Mais aucun de ces dieux initiaux n’est mort. Ils n’ont pas été perdus dans l’oubli ou la mémoire, car ils ont été conservés dans l’ADN des hommes et de l’Histoire. La Renaissance les a réveillés d’une brève léthargie et, depuis lors, ils ont su coexister intelligemment entre les mortels et d’innombrables divinités contre lesquelles ils ne sont pas en concurrence, car ce n’est plus leur temps et ils ne prétendent pas prouver quoi que ce soit : ils sont toujours heureux au sommet du mont Olympe qui, pour eux, reste le plus élevé dans le monde.

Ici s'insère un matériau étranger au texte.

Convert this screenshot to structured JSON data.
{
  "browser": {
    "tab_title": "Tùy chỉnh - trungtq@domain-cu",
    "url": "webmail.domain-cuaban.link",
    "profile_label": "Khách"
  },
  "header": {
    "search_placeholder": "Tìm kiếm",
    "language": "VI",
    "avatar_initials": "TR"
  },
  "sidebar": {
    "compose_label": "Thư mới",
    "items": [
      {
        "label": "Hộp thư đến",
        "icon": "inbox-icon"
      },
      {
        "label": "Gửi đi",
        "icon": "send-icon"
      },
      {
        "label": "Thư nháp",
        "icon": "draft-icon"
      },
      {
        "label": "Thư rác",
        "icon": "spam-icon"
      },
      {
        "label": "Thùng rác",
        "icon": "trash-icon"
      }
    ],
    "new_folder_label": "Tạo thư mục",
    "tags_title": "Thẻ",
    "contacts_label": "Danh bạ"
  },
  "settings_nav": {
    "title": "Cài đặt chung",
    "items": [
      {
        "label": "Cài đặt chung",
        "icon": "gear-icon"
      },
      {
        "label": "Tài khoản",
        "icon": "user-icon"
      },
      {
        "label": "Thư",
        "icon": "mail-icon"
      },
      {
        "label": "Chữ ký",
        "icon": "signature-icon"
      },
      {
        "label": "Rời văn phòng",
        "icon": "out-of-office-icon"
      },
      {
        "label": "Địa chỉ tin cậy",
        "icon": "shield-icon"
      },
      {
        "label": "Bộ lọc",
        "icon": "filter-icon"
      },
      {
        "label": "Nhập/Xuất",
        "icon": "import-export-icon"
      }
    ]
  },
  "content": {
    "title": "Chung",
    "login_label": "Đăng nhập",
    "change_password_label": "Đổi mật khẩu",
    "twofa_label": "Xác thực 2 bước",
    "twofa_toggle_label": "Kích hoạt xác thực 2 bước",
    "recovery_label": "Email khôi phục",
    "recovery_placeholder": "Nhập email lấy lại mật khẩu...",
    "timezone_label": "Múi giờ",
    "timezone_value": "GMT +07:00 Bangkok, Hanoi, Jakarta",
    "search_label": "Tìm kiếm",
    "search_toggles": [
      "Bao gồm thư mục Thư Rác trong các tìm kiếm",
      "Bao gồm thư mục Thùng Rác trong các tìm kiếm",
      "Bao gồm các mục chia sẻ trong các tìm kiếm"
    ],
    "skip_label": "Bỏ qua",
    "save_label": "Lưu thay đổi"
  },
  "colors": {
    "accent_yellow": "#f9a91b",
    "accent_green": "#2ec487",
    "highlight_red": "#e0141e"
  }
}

Cela est rappelé par les centaines de chefs-d’œuvre faisant allusion à leur présence. Cela est révélé par les nombreuses réinterprétations qui ont été faites à leur sujet, parce qu’ils n’ont jamais disparu. Et comme ils sont des dieux, ils sont là, de la même manière que les africains et les mésoaméricains qui ont refusé de mourir sous la croix de Dieu. Ils sont toujours présents et, de quelque part, ils nous regardent.

Pour Giulio Gioia (Piacenza, 1945), un sculpteur passionné, diplômé de l’Académie des Beaux-arts de Brera, le retour à la peinture n’est pas un caprice ou une simple coïncidence ; c’est une nécessité vitale qui se manifeste de la manière la plus authentique possible. Son œuvre n’est pas seulement rappelé par ses danseuses, en hommage au Ballet National de Cuba, ou à ses plats en céramique exubérants, où la force de la mer qui éclabousse le Malecón est présente avec les cerfs-volants dans le ciel. Il y a aussi ses paysages avec des vignobles, ses champs de maïs ou de blé et ses constants portraits expérimentaux sur la femme cubaine, desquels émanent les premières impressions de sa nouvelle série.

Pour lui, ses diosas (déesses) sont une nouvelle rencontre avec une histoire absente, mais pas oubliée. Chacun de ces visages est le connecteur avec une religion transculturée, toujours vivante et revitalisée par la netteté du tracé, une ligne simple qui borde et contourne les figures, et l’audace d’une couleur pure, parfois gestuelle, qui interrompt sur la toile quand il n’y a pas besoin d’en mettre plus. Elles sont la force nécessaire pour narrer l’histoire, car elles captivent avec leur beauté, réjouissent et réconfortent dans les jours les plus terribles, comme l’a fait Diane ou Vesta ; car elles peuvent être redoutées et déterminantes comme Bellone ou parce qu’elles sont l’expression la plus authentique de l’intelligence, de l’amour et de la douceur, comme Minerve et Vénus.

Sa peinture est expressive. Elle rappelle le croquis d’une sculpture ou l’essai des dessins érotiques de Matisse ou les portraits intrépides de Gauguin et de Wesselmann. Elle est forte et puissante, même depuis le nettoiement d’une ligne qui se cache ; parfois, sous la couleur, avec toutes les intentions. Elle porte la charge gestuelle qui imprime l’immédiateté, la promptitude qui l’oblige à finir chaque peinture d’une séance, après peu d’actions, parce que ne sont pas des peintures pour se recréer dans le détail, mais dans la force de sa vivacité et de sa déclaration.

Les jours viendront où nous pourrons admirer, au côté de celles-ci, d’autres déesses que Giulio liera avec la rétro photographie, dans cette entreprise de ne pas se lasser de l’expérience de nouvelles solutions créatives. Pour lui, le symbolique cesse d’avoir de la force quand il devient une séquence répétitive, car il perd sa nature identificatoire. C’est peut-être la meilleure réponse à chacune de ses incursions comme peintre, céramiste, joaillier et sculpteur car, comme ses déesses, il n’oublie pas.